Dive Brief:
- A survey commissioned by John Hancock Retirement Plan Services found that that 45% of working-age households go without a retirement account, and workers between the ages of 25 and 64 who do have an average balance of $2,500.
- The result? Seventy-five percent of people have experienced moderate to high stress in the last six months, with 66% saying their finances cause stress.
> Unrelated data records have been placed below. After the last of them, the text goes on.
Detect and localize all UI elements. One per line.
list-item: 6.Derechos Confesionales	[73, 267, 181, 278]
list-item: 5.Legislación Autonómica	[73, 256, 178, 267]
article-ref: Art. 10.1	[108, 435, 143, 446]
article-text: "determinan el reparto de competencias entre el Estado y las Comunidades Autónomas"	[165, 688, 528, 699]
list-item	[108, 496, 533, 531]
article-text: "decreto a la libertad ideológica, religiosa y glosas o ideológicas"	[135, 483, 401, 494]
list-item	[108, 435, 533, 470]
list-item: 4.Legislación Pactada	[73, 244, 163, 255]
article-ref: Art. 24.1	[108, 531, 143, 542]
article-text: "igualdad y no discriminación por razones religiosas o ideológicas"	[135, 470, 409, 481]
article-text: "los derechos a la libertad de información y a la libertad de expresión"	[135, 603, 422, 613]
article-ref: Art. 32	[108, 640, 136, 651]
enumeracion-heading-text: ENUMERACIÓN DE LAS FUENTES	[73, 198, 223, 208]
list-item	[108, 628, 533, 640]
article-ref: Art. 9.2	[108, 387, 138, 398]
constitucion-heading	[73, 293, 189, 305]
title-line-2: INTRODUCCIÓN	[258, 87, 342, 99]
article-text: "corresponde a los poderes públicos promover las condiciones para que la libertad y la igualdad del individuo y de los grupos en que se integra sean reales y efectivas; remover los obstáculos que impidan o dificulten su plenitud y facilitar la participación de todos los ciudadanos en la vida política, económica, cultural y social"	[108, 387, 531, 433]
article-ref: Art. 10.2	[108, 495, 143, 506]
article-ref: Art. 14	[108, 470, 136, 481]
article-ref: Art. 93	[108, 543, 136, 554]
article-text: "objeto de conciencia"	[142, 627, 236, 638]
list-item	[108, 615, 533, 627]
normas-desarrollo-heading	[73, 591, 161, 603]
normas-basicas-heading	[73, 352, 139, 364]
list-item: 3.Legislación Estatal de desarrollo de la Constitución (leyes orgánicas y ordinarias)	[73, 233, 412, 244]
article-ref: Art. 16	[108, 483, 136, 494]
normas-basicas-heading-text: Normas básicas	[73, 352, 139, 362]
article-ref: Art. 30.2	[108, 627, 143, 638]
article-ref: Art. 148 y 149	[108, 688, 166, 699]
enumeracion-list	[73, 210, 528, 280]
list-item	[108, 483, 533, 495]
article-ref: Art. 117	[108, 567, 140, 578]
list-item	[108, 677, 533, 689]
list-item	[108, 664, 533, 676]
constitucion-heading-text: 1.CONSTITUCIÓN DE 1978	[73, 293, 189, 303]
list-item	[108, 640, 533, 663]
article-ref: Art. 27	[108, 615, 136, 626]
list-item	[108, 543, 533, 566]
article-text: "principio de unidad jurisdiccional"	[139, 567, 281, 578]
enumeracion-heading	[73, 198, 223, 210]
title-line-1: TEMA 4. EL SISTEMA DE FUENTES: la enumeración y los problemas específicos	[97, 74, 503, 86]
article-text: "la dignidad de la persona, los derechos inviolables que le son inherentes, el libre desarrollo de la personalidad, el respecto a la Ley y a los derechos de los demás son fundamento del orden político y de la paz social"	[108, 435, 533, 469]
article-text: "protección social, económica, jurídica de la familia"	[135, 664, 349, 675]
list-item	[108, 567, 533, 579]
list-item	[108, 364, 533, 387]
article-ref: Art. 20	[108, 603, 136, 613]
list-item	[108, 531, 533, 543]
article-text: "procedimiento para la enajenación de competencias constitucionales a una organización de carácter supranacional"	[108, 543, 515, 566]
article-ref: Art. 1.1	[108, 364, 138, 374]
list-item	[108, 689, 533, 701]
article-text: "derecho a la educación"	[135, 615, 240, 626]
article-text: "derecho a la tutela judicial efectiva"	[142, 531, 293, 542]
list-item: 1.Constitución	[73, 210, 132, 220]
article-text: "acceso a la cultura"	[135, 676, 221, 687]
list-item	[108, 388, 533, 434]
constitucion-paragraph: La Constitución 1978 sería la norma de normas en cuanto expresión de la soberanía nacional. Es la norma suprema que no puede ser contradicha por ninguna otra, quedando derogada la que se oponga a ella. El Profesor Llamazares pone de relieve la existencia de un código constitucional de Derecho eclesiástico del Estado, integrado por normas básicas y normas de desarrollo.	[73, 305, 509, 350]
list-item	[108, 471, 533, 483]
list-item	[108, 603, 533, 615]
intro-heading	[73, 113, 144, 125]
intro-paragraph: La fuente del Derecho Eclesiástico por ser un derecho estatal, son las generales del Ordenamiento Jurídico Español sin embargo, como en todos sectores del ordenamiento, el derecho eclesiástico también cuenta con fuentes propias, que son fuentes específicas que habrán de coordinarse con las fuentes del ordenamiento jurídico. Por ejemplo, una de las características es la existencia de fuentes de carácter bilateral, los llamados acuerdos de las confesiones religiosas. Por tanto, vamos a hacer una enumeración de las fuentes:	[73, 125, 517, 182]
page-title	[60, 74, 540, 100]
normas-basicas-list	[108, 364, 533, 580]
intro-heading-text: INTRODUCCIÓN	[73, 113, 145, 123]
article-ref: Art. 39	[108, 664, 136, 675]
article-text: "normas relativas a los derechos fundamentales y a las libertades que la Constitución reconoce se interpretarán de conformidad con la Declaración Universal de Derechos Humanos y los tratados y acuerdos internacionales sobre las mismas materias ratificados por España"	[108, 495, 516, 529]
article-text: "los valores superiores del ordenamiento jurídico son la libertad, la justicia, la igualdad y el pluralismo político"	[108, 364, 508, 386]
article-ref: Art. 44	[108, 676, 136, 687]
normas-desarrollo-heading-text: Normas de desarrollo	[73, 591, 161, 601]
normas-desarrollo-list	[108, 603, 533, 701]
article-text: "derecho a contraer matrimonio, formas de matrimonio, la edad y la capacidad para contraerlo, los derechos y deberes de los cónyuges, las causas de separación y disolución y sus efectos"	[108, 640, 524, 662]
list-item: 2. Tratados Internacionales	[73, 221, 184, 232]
Of that group, 61% say the stress manifests itself psychologically or physically.
- Based on those and other findings, American workers appear to be stretched thin and stretched out.
Dive Insight:
Speaking at the PLANADVISER National Conference in Orlando, Fla., recently, Patrick Murphy, president of John Hancock, said “Finance is the number one cause of stress, and while there are competing priorities, retirement planning remains a top concern." Murphy estimated that financial stress in the workplace costs employers $300 billion a year in lost productivity and absenteeism.
The good news is that employers are beginning to recognize the problem and taking action, Murphy added. For example, 76% of employers responding said they are "somewhat or very likely to create a financial wellness program" in the next six months.
“Companies are starting to think more about the emotional wellness of their employees,” Murphy said. “Stress management is a critical component of a company’s wellness strategy, and can be addressed through workshops, webinars and targeted communication tools.”